Experiments define how eval cases run: target or target matrix, setup, scripts, timeout, sandbox, case filters, and repeat-run policy. Eval files stay focused on what is tested: prompts, datasets, assertions, and task fixtures.

Committed experiments conventionally live under experiments/:

name: baseline
target: codex-gpt5
evals: "agent-*"
timeout_seconds: 720
repeat:
count: 4
strategy: pass_at_k
cost_limit_usd: 2.00
setup:
- script: bun install
scripts:
- build

Wire fields use snake_case. AgentV translates to internal camelCase when it loads the file.

repeat is the full AgentV replacement for the old eval-level execution.trials shape.
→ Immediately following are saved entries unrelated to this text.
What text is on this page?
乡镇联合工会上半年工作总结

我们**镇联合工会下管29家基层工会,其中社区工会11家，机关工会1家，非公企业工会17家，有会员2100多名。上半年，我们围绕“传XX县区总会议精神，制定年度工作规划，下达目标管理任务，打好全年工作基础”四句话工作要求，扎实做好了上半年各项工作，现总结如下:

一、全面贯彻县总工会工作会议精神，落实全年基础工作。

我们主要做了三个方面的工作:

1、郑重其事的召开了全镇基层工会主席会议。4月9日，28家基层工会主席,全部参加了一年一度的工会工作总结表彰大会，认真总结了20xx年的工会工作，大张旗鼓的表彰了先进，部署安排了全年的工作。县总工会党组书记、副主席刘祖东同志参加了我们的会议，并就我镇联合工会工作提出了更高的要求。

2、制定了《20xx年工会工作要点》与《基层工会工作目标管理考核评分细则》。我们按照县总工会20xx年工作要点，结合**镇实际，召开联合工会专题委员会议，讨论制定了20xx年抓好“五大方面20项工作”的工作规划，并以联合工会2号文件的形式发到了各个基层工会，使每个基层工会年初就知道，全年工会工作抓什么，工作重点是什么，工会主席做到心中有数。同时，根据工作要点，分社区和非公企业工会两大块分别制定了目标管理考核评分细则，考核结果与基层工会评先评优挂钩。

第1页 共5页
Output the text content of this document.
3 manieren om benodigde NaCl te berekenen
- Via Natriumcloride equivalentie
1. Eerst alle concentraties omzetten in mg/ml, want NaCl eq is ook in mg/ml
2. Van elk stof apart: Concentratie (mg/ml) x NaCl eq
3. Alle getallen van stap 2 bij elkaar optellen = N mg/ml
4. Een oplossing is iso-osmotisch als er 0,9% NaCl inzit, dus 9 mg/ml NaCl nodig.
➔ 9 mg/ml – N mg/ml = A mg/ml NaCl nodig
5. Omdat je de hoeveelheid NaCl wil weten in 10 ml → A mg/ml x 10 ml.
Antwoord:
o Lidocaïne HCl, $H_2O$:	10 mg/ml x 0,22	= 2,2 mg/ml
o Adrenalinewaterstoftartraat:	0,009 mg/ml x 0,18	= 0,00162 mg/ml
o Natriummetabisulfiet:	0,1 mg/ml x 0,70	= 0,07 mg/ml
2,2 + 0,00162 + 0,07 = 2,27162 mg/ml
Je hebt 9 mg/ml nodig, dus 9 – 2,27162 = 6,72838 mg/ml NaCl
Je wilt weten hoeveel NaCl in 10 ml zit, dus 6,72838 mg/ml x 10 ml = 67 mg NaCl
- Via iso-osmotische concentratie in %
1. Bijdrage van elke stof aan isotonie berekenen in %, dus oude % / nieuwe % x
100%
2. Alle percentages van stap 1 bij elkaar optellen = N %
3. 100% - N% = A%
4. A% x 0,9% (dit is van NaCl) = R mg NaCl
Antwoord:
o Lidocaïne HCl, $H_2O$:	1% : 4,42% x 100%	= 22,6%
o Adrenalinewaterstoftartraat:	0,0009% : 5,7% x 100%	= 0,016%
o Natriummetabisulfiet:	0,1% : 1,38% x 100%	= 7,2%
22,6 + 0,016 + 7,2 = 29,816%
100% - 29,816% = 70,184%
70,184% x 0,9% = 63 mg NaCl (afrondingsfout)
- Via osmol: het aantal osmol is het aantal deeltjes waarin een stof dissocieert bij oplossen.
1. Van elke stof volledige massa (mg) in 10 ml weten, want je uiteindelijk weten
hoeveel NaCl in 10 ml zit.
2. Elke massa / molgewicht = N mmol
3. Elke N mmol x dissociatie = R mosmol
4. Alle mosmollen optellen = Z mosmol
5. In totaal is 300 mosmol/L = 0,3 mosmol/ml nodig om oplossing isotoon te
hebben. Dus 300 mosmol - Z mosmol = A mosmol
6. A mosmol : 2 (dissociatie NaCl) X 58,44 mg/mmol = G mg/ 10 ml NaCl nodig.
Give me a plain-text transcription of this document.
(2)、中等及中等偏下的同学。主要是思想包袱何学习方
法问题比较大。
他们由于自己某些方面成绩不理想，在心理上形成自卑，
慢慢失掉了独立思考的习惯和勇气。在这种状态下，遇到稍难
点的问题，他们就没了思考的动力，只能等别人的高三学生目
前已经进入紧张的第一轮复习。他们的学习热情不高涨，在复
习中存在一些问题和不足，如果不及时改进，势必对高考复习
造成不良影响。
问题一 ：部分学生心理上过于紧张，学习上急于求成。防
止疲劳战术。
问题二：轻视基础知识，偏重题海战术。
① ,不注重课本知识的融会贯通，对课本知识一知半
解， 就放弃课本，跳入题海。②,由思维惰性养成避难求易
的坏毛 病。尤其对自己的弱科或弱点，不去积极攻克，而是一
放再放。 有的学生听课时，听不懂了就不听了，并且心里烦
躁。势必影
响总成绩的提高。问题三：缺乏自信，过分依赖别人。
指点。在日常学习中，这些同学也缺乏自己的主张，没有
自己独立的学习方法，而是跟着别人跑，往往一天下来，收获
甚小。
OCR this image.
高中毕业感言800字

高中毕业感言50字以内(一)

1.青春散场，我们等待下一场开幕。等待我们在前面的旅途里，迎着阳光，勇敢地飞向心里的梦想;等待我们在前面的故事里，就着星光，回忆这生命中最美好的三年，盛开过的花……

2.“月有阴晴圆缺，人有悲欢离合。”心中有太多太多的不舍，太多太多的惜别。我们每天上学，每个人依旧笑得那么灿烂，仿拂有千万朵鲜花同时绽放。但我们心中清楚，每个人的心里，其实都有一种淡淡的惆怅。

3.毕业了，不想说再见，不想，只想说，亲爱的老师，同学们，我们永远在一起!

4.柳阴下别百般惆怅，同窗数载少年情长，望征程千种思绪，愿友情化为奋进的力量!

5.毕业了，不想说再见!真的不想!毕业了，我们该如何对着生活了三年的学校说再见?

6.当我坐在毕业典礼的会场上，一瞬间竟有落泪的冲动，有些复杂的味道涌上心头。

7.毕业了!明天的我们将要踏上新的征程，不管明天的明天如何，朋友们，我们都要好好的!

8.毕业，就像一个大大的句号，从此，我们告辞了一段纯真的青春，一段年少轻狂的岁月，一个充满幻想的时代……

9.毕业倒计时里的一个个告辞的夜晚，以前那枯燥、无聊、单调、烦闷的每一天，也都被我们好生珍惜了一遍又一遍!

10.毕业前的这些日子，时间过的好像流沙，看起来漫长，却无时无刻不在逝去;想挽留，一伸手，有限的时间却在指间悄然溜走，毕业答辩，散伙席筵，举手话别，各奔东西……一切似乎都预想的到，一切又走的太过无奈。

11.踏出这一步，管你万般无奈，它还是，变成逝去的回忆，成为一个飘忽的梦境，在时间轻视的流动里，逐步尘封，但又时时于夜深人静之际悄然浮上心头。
It supports the same core strategies:

repeat:
count: 3
strategy: mean
cost_limit_usd: 1.50

Supported strategies:

StrategyBehavior
pass_at_kUses the best passing attempt; early-exits by default unless the experiment sets early_exit: false
meanAggregates repeated attempt scores by mean
confidence_intervalUses the lower bound of a 95% confidence interval as the conservative score

repeat.cost_limit_usd caps repeat-run spend. repeat.costLimitUsd is also accepted for prerelease trial-schema parity, but new YAML should use cost_limit_usd.

AgentV also accepts Vercel-style top-level runs and early_exit:

runs: 4
early_exit: true

This is shorthand for a pass_at_k repeat run. Use repeat when you need AgentV-specific strategy or cost-limit fields.

Do not set both repeat and runs in the same experiment. repeat is the canonical AgentV shape; runs exists only for Vercel-compatible shorthand.

Vercel defines the requested run count at the experiment level. Some result summaries show fewer actual runs for a case because earlyExit: true stops remaining attempts after the first pass; smoke runs can also force one run. AgentV follows the same experiment-level placement while keeping the richer repeat block for AgentV strategies.

Repeat-enabled cases use a Vercel-style physical layout with AgentV aggregate provenance:

<run-dir>/index.jsonl
<run-dir>/benchmark.json
<run-dir>/<suite>/<case-id>/summary.json
<run-dir>/<suite>/<case-id>/grading.json
<run-dir>/<suite>/<case-id>/run-1/result.json
<run-dir>/<suite>/<case-id>/run-1/transcript.json
<run-dir>/<suite>/<case-id>/run-1/transcript-raw.jsonl
<run-dir>/<suite>/<case-id>/run-1/outputs/answer.md
<run-dir>/<suite>/<case-id>/run-1/grading.json

The repeated case aggregate folder uses summary.json for run-count, pass-rate, fingerprint, and flattened snake_case timing fields such as mean_duration_ms, and grading.json for compact trial/aggregation verdicts. Each run-N/result.json is the per-attempt manifest and includes grading_path, transcript/output paths, and embedded timing/o11y metrics. Root index.jsonl and root benchmark.json remain stable for existing CI summary scripts and uploaded artifact consumers.

Experiments reuse targets from .agentv/targets.yaml; they do not define a new provider registry.

targets:
- copilot
- claude
- name: gemini-with-hooks
use_target: gemini

Setup and scripts belong on the experiment because they are often the A/B variable:

setup:
- script: cp skills/with-docs/AGENTS.md AGENTS.md
scripts:
- script: bun test
timeout_seconds: 120

Run a specific experiment:

Terminal window
bun agentv eval evals/suite.eval.yaml --experiment experiments/default.yaml

If no experiment is passed, AgentV checks .agentv/config.yaml for a default:

experiments:
default: experiments/default.yaml

If no default is configured, AgentV keeps the old behavior and uses the default experiment label.

The generated JSON Schema is available at skills-data/agentv-eval-writer/references/experiment-schema.json.